Higher rates of mental distress
Nearly half (47.3 per cent) of the Australian-born women in the study reported having ‘a problem or a very serious problem’ with fear or stress associated with COVID-19; this rate was significantly higher (68.7 per cent) for women from refugee backgrounds.
According to Prof. Rees, past trauma contributed to the higher rates of fear and stress for the women with refugee background.
“If you have prior trauma, you are already sensitized to maybe having a stronger stress response when there are additional stressors in your life,” Prof. Rees says.
“Women fear ongoing loss of health status and livelihood, they experience sickness of children and death of family members. Separation from family at home and isolation in Australia are also significant factors. In the past, lockdowns triggered a large concern because some of these people come from regimes where they’ve been controlled and persecuted. When there was police presence on the streets in Western Sydney, that caused a lot of anxiety."

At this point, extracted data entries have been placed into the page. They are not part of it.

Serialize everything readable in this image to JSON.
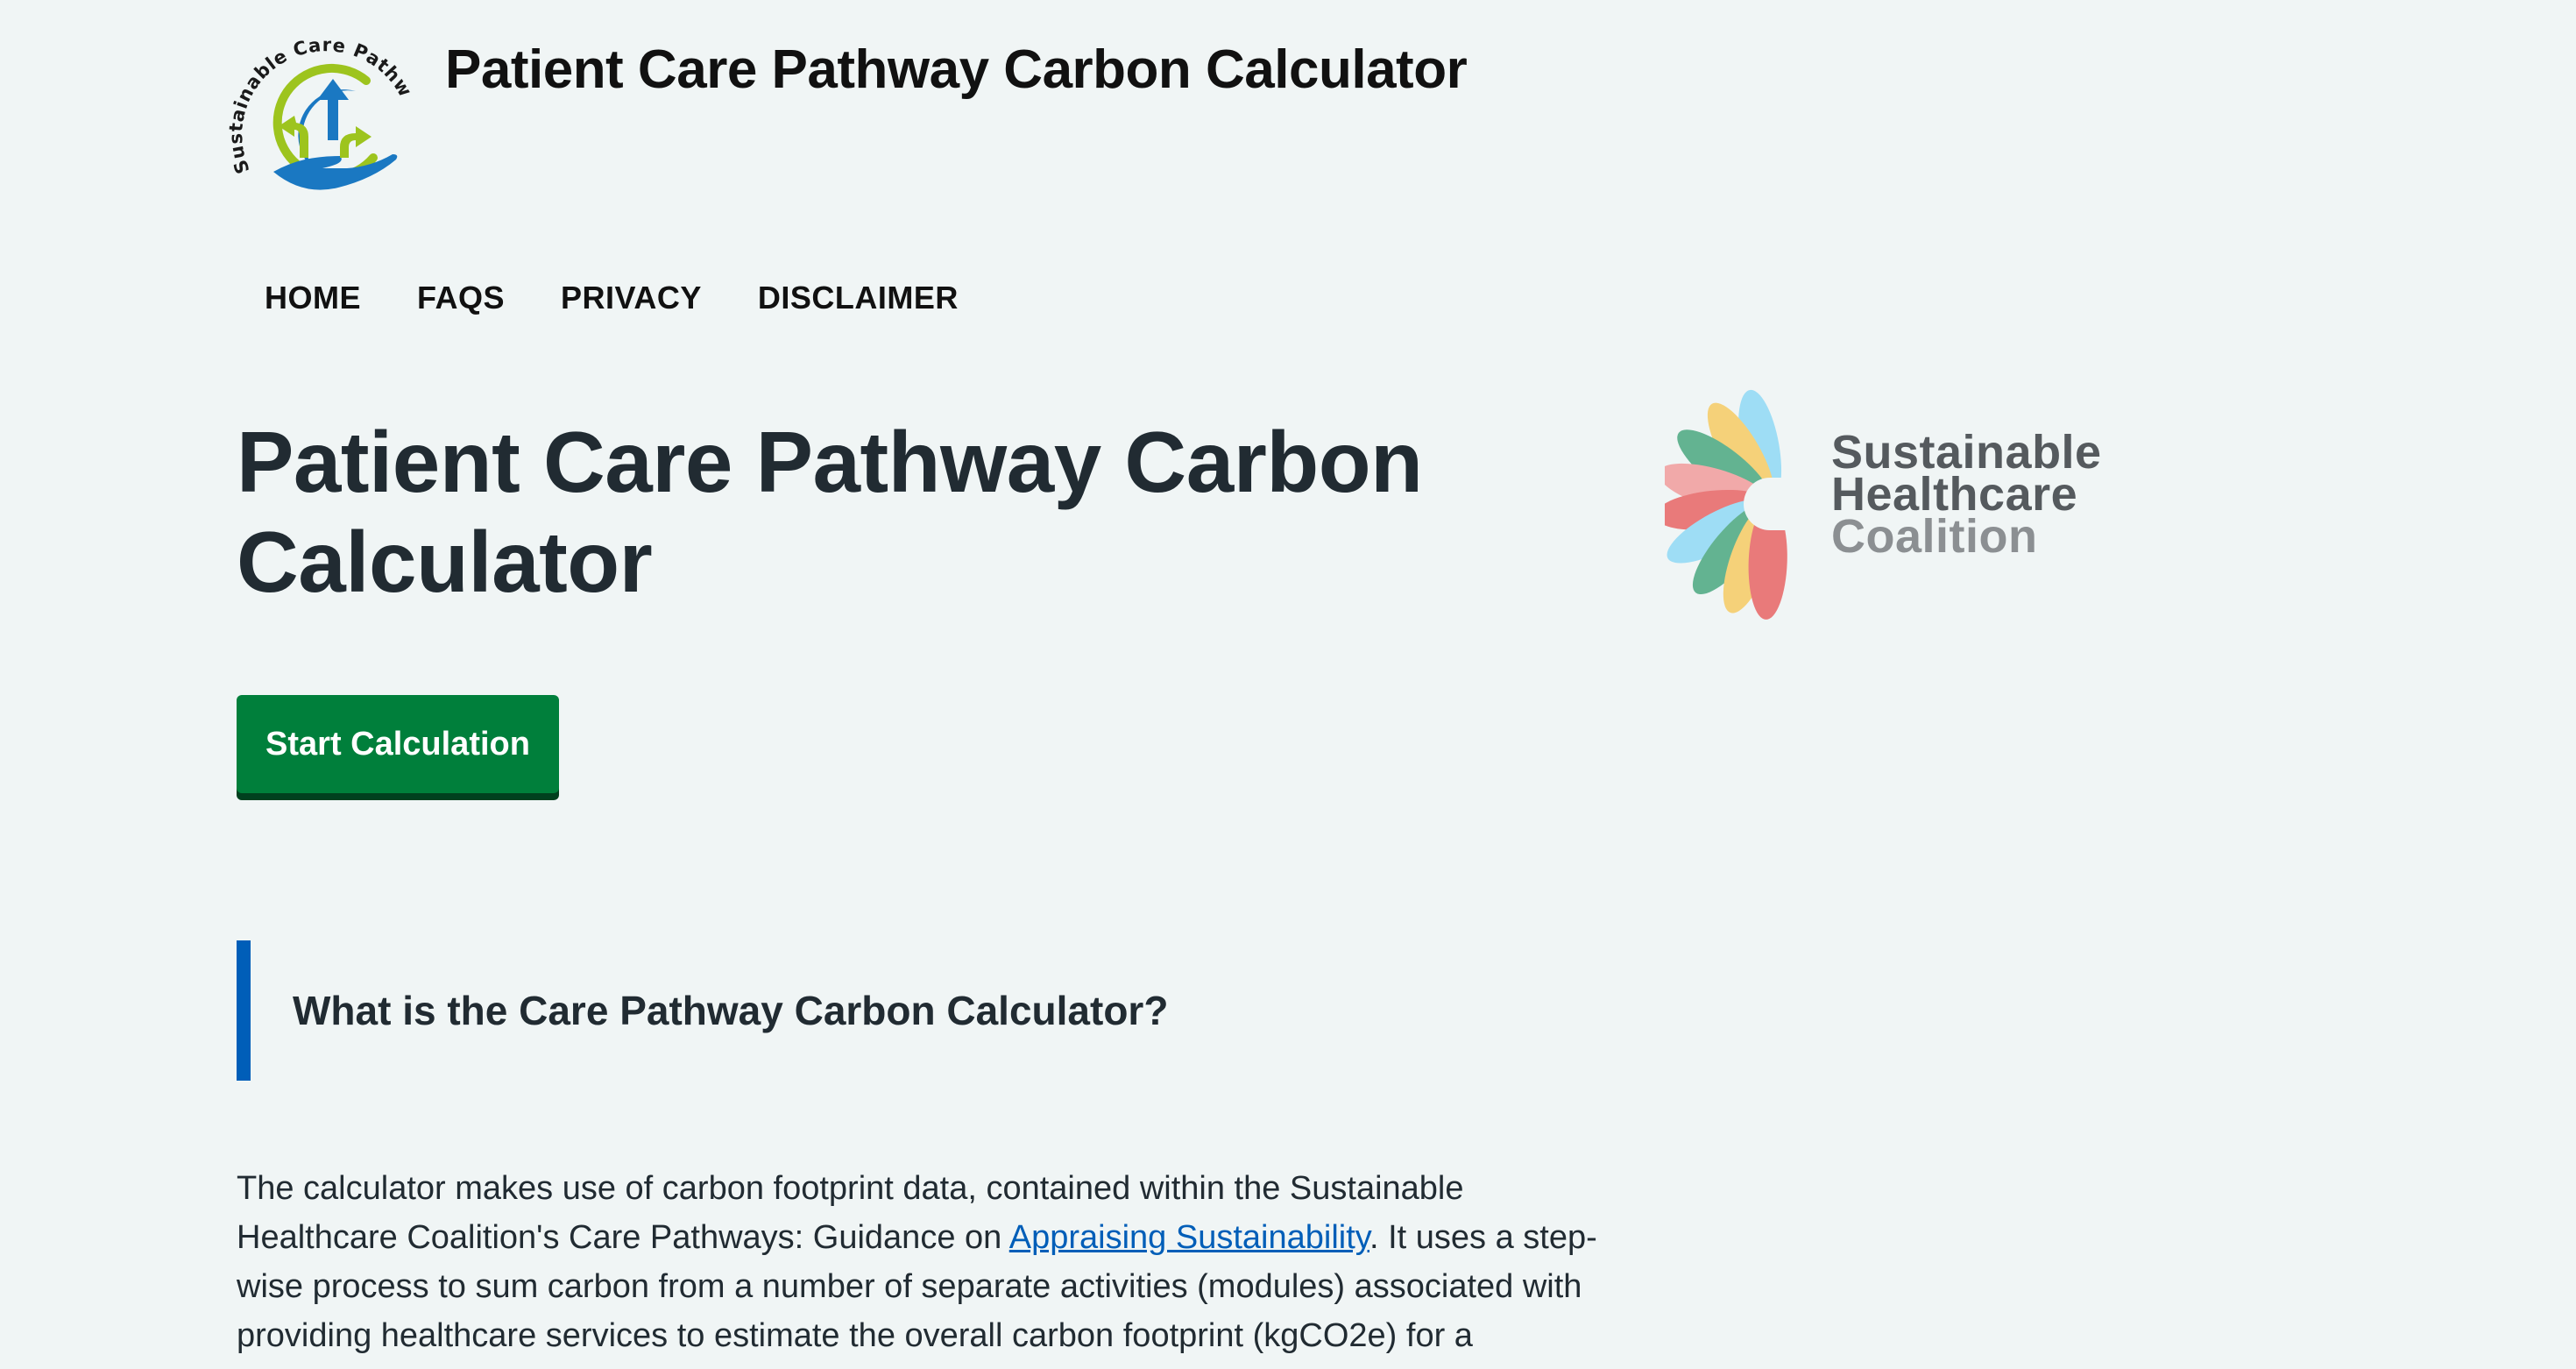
{
  "header": {
    "logo_name": "Sustainable Care Pathways",
    "title": "Patient Care Pathway Carbon Calculator"
  },
  "nav": {
    "items": [
      {
        "label": "HOME"
      },
      {
        "label": "FAQS"
      },
      {
        "label": "PRIVACY"
      },
      {
        "label": "DISCLAIMER"
      }
    ]
  },
  "hero": {
    "title": "Patient Care Pathway Carbon Calculator",
    "start_button_label": "Start Calculation"
  },
  "partner": {
    "line1": "Sustainable",
    "line2": "Healthcare",
    "line3": "Coalition"
  },
  "callout": {
    "title": "What is the Care Pathway Carbon Calculator?"
  },
  "intro": {
    "text_before_link": "The calculator makes use of carbon footprint data, contained within the Sustainable Healthcare Coalition's Care Pathways: Guidance on ",
    "link_text": "Appraising Sustainability",
    "text_after_link": ". It uses a step-wise process to sum carbon from a number of separate activities (modules) associated with providing healthcare services to estimate the overall carbon footprint (kgCO2e) for a"
  },
  "colors": {
    "background": "#f0f5f5",
    "button_green": "#007f3b",
    "link_blue": "#005eb8",
    "callout_bar": "#005eb8"
  }
}
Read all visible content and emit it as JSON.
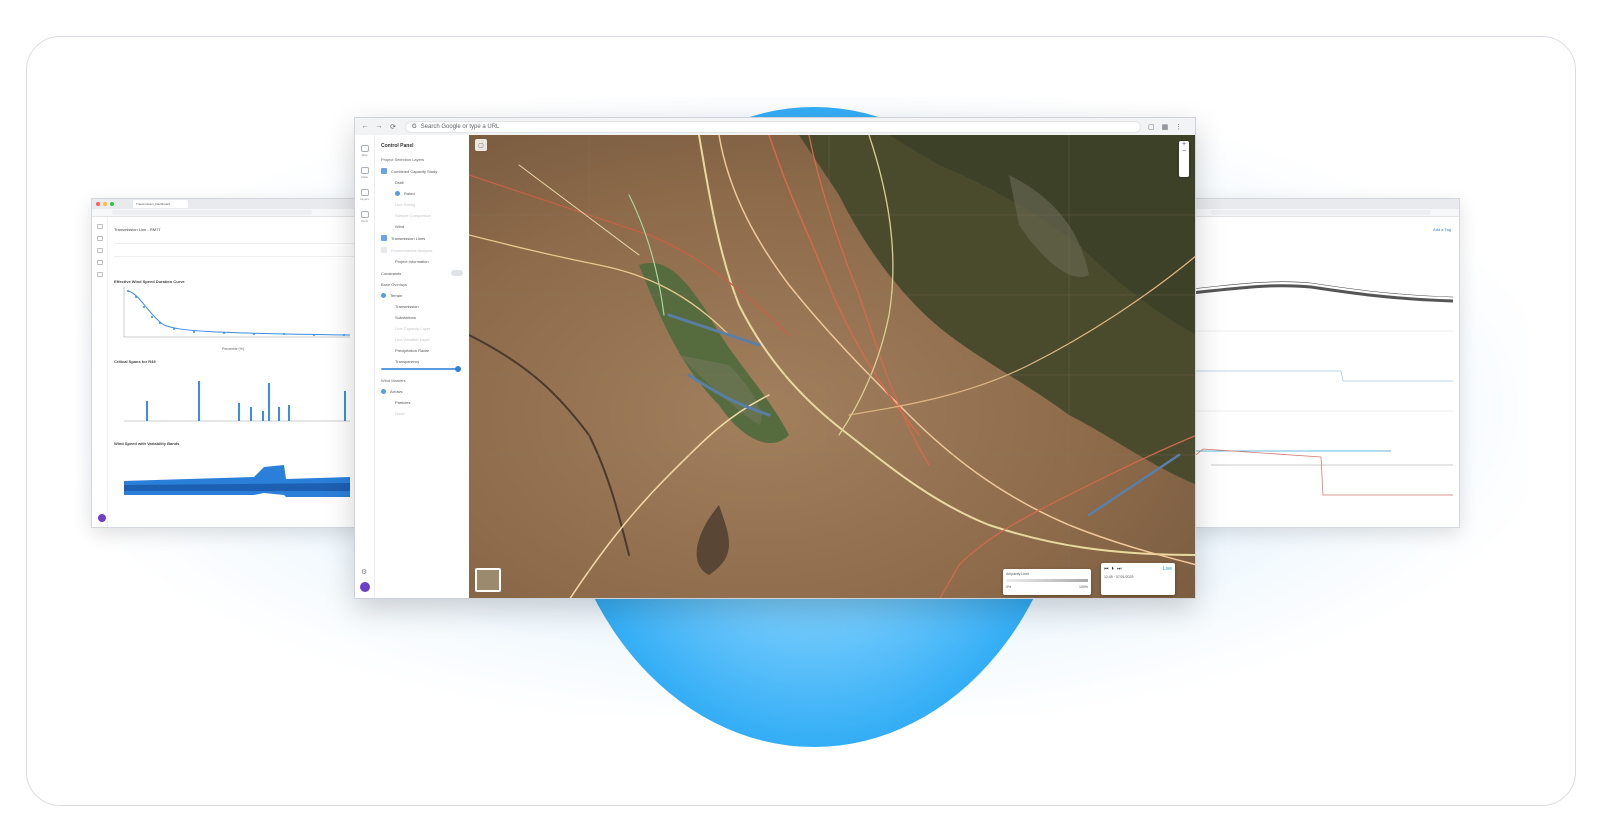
{
  "main_window": {
    "url_placeholder": "Search Google or type a URL",
    "nav": {
      "back": "←",
      "forward": "→",
      "reload": "⟳"
    },
    "control_panel": {
      "title": "Control Panel",
      "section_project_layers": "Project Selection Layers",
      "items": [
        {
          "label": "Combined Capacity Study",
          "kind": "checkbox",
          "checked": true
        },
        {
          "label": "Draft",
          "kind": "sub"
        },
        {
          "label": "Rated",
          "kind": "sub"
        },
        {
          "label": "Line Rating",
          "kind": "sub-faint"
        },
        {
          "label": "Sample Comparison",
          "kind": "sub-faint"
        },
        {
          "label": "Wind",
          "kind": "sub"
        },
        {
          "label": "Transmission Lines",
          "kind": "checkbox",
          "checked": true
        },
        {
          "label": "Environmental Analysis",
          "kind": "checkbox-faint"
        },
        {
          "label": "Project Information",
          "kind": "plain"
        }
      ],
      "toggle_label": "Constraints",
      "section_base_overlays": "Base Overlays",
      "overlays": [
        {
          "label": "Terrain",
          "kind": "radio"
        },
        {
          "label": "Transmission",
          "kind": "plain"
        },
        {
          "label": "Substations",
          "kind": "plain"
        },
        {
          "label": "Line Capacity Layer",
          "kind": "faint"
        },
        {
          "label": "Line Weather Layer",
          "kind": "faint"
        },
        {
          "label": "Precipitation Radar",
          "kind": "plain"
        }
      ],
      "slider_label": "Transparency",
      "slider_value": 0.9,
      "section_wind_markers": "Wind Markers",
      "wind": [
        {
          "label": "Arrows",
          "kind": "radio"
        },
        {
          "label": "Particles",
          "kind": "plain"
        },
        {
          "label": "None",
          "kind": "faint"
        }
      ]
    },
    "rail_captions": [
      "Map",
      "Data",
      "Layers",
      "Tools"
    ],
    "map_legend": {
      "title": "Ampacity Limit",
      "min": "0%",
      "max": "100%"
    },
    "time_control": {
      "label": "12:45 · 07/01/2025",
      "live": "Live"
    }
  },
  "left_window": {
    "tab": "Transmission_Dashboard",
    "heading": "Transmission Line - RM77",
    "chart1_title": "Effective Wind Speed Duration Curve",
    "chart1_xlabel": "Percentile (%)",
    "chart2_title": "Critical Spans for R49",
    "chart3_title": "Wind Speed with Variability Bands"
  },
  "right_window": {
    "link": "Add a Tag"
  },
  "colors": {
    "orb": "#29a9f5",
    "accent": "#2f7fd6",
    "avatar": "#6b3fc7"
  }
}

A third (32.5 per cent) of the Australian-born women reported having ‘a problem or a very serious problem’ associated with material hardship related to COVID-19; this rate was again higher (47.2 per cent) for women from refugee backgrounds. Material hardship means economic and social challenges, for example losing a job or having insufficient money to cover daily costs.
Higher prevalence of economic and social factors due to COVID-19 also contributed to significantly higher levels of mental distress among the women with refugee background.
Pandemic struggles far from over
This is a unique example of large scale, systematic research into the mental health of women from refugee background in Australia during the COVID-19 pandemic. Prof. Rees says that research like this is important to demonstrate that many of these women are struggling, and to inform and advocate for improved services and support.
The researchers are applying to the current funding body, the National Health and Medical Research Council (NHMRC), to extend the WATCH cohort study. They will be following the women for longer, and they will examine the mental health and development of their children.
“There needs be a better awareness of how COVID-19 is currently, not just in the past, but currently affecting people's mental health. Australia will also benefit from prospective evidence about what is needed and where to target to reduce risk and assist those most at risk,” Prof. Rees says.
“We need to be pulling together and focusing on people that need the most support during COVID-19. For some of us, we're trying to get on with our lives and we might have better resources available to do that. But for many people who have trauma or are socially or economically disadvantaged, the pandemic is far from over.”